Blogger JN October 17, 2015 8:48 AM  


Self-interested people. The bane of socialists everywhere. (Really almost any

Blogger Den Ekte Norsk October 17, 2015 5:08 PM  

Hi Vox,

I worked at a THQ owned studio when the change in Greenlighting happened. When the changes were rolled out to us THQ management visited from HQ and made a big dog and pony show about the quality of pitch that Kaos made.

We quickly learnt to lie (or I guess more politely "overpromise") on the proposals because everyone in the room who could rub 2 thoughts together knew Kaos couldn't not possibly deliver a CoD killer...

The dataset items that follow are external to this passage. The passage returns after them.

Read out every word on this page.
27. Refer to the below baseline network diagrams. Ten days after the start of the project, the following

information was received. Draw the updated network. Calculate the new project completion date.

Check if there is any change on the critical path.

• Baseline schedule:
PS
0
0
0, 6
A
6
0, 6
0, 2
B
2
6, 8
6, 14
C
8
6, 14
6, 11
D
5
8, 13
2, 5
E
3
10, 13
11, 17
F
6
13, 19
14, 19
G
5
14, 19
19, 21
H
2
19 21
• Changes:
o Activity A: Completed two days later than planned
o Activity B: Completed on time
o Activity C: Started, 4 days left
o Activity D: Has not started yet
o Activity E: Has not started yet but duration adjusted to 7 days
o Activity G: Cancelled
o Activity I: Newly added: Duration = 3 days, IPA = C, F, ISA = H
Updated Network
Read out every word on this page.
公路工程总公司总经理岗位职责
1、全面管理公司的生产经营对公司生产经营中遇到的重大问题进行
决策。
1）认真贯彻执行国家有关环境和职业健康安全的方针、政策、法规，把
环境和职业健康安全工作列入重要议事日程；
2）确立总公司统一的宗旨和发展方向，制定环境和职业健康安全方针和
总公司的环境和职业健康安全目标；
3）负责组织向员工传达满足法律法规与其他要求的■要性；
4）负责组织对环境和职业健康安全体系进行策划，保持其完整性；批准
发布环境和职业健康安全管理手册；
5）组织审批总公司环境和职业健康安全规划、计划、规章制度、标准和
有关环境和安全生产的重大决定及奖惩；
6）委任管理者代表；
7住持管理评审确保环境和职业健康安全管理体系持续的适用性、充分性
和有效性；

Blogger epobirs October 17, 2015 5:09 PM  

"How do you get a group of people to collaborate better so that it doesn't have to cost you?" said one former director. "Because I assure you, when you have a title that's upward of 30 million dollars, there's probably a couple of those million that are just re-doing work because the game industry is so immature. You don't have that kind of waste in the film industry. … And the reason for that is there's very little common language about how to make a blockbuster video game, and people are re-inventing the wheel at every production cycle."

This guy hasn't a clue about the film industry, apparently. Reshoots at great expense are far too common. Also, entire productions with very big names and investments getting relegated to the direct to video market rather than attempt to put them in theaters. What Hollywood has that the game industry mostly still lacks is Hollywood accounting.

Imagine a $5 million asset, say, a render farm, being used for five entirely separate games games but the entire cost of building that facility charged in full to each game. Rather than one game listing it as a $5 million expense and the other four games paying a far lesser service fee or each game kicking in $1 million from their budgets, instead each game listed it as a $5 million expense. Where did that extra $20 million go?

In the game industry that would probably get someone sent to prison. In the film industry that is Thursday.

Blogger FP October 17, 2015 6:46 PM  

Homefront was decent enough for one play through. I got it in a $20 mega pack of THQ games on steam though.